3 września PZPN przedstawił raport sztabu szkoleniowego reprezentacji Polski w związku z udziałem piłkarzy w finałach Mistrzostw Świata Rosja 2018.
– Tego typu raporty są generalnie poufne i przeznaczone do wewnętrznej wiadomości związku sportowego – powiedział portalowi Łączy Nas Piłka prezes PZPN Zbigniew Boniek. – Jednak wobec sporego zainteresowania opinii publicznej, a także części mediów, upatrujących w raporcie jakichś niezdrowych emocji, zdecydowaliśmy się raport sztabu reprezentacji opublikować. Chciałbym podkreślić, że Polski Związek Piłki Nożnej nie ma niczego do ukrycia. Jak wszyscy chyba zauważyli od prawie sześciu lat prowadzimy otwartą politykę, potrafimy cieszyć się zwycięstwami, ale i też zmierzyć się z porażką.

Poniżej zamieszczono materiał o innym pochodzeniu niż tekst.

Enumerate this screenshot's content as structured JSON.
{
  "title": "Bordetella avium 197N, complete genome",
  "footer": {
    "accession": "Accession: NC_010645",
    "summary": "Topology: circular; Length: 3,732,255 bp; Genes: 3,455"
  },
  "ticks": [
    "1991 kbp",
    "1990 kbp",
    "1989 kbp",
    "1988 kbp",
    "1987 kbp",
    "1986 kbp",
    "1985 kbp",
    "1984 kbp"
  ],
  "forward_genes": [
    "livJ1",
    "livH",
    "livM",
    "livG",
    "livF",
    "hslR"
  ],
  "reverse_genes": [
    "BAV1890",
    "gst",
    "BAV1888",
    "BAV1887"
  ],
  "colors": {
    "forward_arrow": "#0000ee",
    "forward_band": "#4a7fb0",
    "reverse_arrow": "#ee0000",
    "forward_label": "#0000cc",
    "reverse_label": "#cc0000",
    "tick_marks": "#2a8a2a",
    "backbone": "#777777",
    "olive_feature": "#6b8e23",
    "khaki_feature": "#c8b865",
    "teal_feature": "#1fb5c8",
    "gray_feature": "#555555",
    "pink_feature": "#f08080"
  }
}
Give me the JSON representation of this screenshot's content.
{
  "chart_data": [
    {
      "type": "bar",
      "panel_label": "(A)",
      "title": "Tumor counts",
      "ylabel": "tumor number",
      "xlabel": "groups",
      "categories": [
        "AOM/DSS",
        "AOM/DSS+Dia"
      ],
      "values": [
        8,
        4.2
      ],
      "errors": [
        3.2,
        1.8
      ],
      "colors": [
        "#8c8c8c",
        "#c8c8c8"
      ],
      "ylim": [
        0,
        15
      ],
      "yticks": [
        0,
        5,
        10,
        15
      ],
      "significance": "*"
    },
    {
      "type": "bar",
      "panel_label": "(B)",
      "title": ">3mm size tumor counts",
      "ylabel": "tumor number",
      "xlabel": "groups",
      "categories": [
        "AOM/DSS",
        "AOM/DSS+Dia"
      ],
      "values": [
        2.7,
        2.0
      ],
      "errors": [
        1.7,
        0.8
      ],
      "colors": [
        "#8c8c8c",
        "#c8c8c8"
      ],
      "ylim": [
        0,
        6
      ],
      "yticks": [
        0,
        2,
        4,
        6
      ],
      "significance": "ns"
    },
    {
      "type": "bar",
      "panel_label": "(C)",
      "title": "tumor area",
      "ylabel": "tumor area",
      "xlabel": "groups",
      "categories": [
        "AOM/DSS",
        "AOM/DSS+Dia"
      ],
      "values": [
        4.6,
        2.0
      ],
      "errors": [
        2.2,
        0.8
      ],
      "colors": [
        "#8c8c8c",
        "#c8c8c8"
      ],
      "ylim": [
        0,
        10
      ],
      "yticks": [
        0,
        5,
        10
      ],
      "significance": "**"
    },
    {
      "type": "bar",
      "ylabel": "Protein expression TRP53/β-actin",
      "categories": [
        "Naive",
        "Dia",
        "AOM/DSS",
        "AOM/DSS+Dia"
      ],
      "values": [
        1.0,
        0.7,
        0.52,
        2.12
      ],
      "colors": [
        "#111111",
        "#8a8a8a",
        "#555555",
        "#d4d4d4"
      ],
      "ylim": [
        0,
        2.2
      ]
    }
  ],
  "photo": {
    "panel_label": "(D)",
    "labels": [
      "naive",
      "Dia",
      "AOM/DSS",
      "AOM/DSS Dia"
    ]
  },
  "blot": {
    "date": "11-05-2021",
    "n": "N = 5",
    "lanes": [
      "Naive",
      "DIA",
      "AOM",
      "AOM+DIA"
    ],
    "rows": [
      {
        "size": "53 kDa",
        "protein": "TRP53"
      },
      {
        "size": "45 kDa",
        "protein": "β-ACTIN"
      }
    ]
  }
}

– Mamy teraz nowego selekcjonera reprezentacji Polski, nowy sztab szkoleniowy drużyny narodowej, nowe cele sportowe i wyzwania. Zaczynamy 7 września w Bolonii meczem z Włochami w Lidze Narodów – stwierdził prezes Zbigniew Boniek.
W raporcie tym możemy dowiedzieć się m.in.
-trening w Soczi przed meczem z Senegalem był źle przygotowany, piłkarze zostali przetrenowani,
– Arek Milik za spotkanie w 1. kolejce fazy grupowej oceniony z najgorszą notą „3”,
– słabe oceny dla: Jakuba Błaszczykowskiego, Thiago Cionka (gol samobójczy z Senegalem), Łukasza Teodorczyka i Łukasza Piszczka,
– najlepszym reprezentantem był Łukasz Fabiański z notą „7” za mecz z Japonią,
– mentalnie zepół nie był na poziome jak na Euro 2016,
– nieprawidłowy skład na Senegal,
– zbyt duży optymizm po czerwcowych meczach towarzyskich,
– kontuzja Kamila Glika przed turniejem wymusiła kolejne zmiany w ustawieniu i doborze personalnym,
– spotkanie Polska – Kolumbia: dobre pierwsze 20 minut,
– najwyższe noty: Robert Lewandowski (średnia 5,83), Łukasz Fabiański (7), Michał Pazdan i Jacek Góralski (średnia 5,75).